Keseriusan pemerintah bisa dibuktikan dengan segera
mengeluarkan Peraturan Presiden menyangkut undang-undang bahasa, untuk
segera dilakukan penertiban dan penataan kembali penggunaan bahasa Indonesia
terutama di ruang publik. Peraturan harus diselenggarakan dengan penuh
disiplin, seperti misalnya pencabutan izin mendirikan bangunan bagi yang
melanggar; mengutamakan penggunaan bahasa Indonesia dalam rambu lalu lintas,
papan peringatan, dan papan petunjuk; mengutamakan penggunaan bahasa Indonesia
dalam informasi produk barang atau jasa. Semua itu harus dilakukan dengan
keseriusan dan tindak nyata yang pasti. Karena menurut saya tujuan tersebut
sangatlah positif, dan dengan begitu kita secara tidak langsung memaksa pihak
asing untuk mengikuti aturan yang kita buat, sehingga mereka akan belajar lebih
banyak mengenai bahasa Indonesia yang akan membuat bahasa Indonesia lebih
dikenal di kalangan dunia. Jika hal tersebut terus berlangsung, maka peluang
menjadikan bahasa Indonesia menjadi bahasa Internasional menjadi semakin besar.

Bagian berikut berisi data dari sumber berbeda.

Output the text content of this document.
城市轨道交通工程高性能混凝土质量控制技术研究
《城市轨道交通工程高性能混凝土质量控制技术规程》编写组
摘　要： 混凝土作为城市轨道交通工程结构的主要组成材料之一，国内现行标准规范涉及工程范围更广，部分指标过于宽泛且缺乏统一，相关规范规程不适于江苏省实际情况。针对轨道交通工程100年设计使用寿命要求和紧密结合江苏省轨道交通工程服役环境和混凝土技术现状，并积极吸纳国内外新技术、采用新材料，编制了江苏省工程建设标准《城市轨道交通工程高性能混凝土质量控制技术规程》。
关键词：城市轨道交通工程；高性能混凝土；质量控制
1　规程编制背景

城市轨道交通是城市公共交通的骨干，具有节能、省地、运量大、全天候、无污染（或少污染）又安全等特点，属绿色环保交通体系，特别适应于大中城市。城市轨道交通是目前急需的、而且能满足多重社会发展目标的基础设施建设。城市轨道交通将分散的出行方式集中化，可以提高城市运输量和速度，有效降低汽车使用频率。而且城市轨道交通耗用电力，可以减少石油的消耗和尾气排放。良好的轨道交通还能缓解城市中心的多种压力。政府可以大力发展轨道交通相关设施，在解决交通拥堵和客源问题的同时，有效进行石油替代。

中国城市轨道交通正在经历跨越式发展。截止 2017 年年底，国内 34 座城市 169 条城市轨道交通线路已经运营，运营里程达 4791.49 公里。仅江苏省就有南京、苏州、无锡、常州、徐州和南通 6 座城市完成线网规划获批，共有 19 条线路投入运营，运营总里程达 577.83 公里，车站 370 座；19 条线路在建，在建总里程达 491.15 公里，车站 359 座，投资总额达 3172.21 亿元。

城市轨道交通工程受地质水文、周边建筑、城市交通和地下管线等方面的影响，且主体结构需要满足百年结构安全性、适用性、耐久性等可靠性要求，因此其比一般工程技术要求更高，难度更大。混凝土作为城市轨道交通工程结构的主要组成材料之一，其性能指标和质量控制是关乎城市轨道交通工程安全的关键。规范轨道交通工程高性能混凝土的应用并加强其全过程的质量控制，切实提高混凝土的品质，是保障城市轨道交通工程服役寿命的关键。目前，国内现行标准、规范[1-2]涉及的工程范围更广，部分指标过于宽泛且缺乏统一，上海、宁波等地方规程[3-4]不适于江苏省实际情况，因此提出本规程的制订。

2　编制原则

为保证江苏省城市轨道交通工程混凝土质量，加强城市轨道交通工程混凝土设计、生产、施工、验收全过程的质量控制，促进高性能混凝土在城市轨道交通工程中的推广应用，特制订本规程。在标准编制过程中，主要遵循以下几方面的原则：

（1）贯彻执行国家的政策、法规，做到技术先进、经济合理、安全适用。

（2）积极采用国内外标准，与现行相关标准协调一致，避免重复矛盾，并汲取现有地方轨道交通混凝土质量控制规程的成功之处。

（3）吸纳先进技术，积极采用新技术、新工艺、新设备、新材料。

Selain tugas pemerintah, yang paling harus memiliki
kesadaran adalah masyarakat Indonesia itu sendiri. Masyarakat Indonesia harus
bisa menjadi masyarakat yang cerdas dalam menanggapi tuntutan zaman, dengan
menjadi masyarakat yang cerdas namun juga memiliki identitas dan karakter
bangsa yang kuat. Sehingga di manapun ia berada akan dihargai. Maka masyarakat
Indonesia mestinya cerdas dalam memilah kapan dia perlu menggunakan bahasa
asing dengan tetap mengutamakan penggunaan bahasa Indonesia. Karena, yang
membuat bahasa Indonesia lebih memiliki tempat adalah penggunanya itu sendiri.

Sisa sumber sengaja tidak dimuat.